Today is


   "A word to the wise ain't necessary --  
          it's the stupid ones that need the advice."
					-Bill Cosby

Monday, May 01, 2006


Day of Remembrance

Catallarchy remembers the 100 million-plus victims of Communism.
(Hat tip: Eugene Volokh)

Let me resurrect an old Quote of the Day in their honor:

Yet there is one experience which most sincere ex-Communists share, whether or not they go only part way to the end of the question it poses. The daughter of a former German diplomat in Moscow was trying to explain to me why her father, who, as an enlightened modern man, had been extremely pro-Communist, had become an implacable anti-Communist. It was hard for her because, as an enlightened modern girl, she shared the Communist vision without being a Communist. But she loved her father and the irrationality of his defection embarrassed her. "He was immensely pro-Soviet," she said, "and then -- you will laugh at me -- but you must not laugh at my father -- and then -- one night -- in Moscow -- he heard screams. That's all. Simply one night he heard screams."
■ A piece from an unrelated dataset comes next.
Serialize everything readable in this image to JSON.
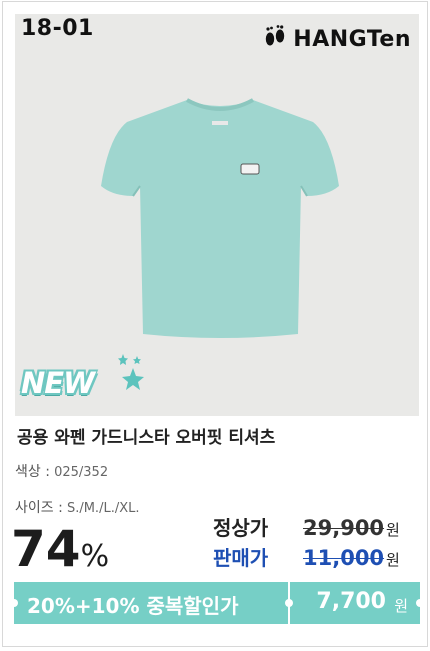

A child of Reason and the 20th century, she knew that there is a logic of the mind. She did not know that the soul has a logic that may be more compelling than the mind's. She did not know at all that she had swept away the logic of the mind, the logic of history, the logic of politics, the myth of the 20th century, with five annihilating words: one night he heard screams.

. . .

Why does the Communist ever hear them? Because in the end there persists in every man, however he may deny it, a scrap of soul. The Communist who suffers this singular experience then says to himself: "What is happening to me? I must be sick." If he does not instantly stifle that scrap of soul, he is lost. If he admits it for a moment, he has admitted that there is something greater than Reason, greater than the logic of the mind, of politics, of history, of economics, which alone justifies the vision. If the party senses his weakness, and the party is peculiarly cunning at sensing such weakness, it will humiliate him, condemn him, expel him. If it can, it will destroy him. And the party will be right. For he has betrayed that which alone justifies its faith -- the vision of Almighty Man. He has brushed the only vision that has force against the vision of Almighty Mind. He stands before the fact of God.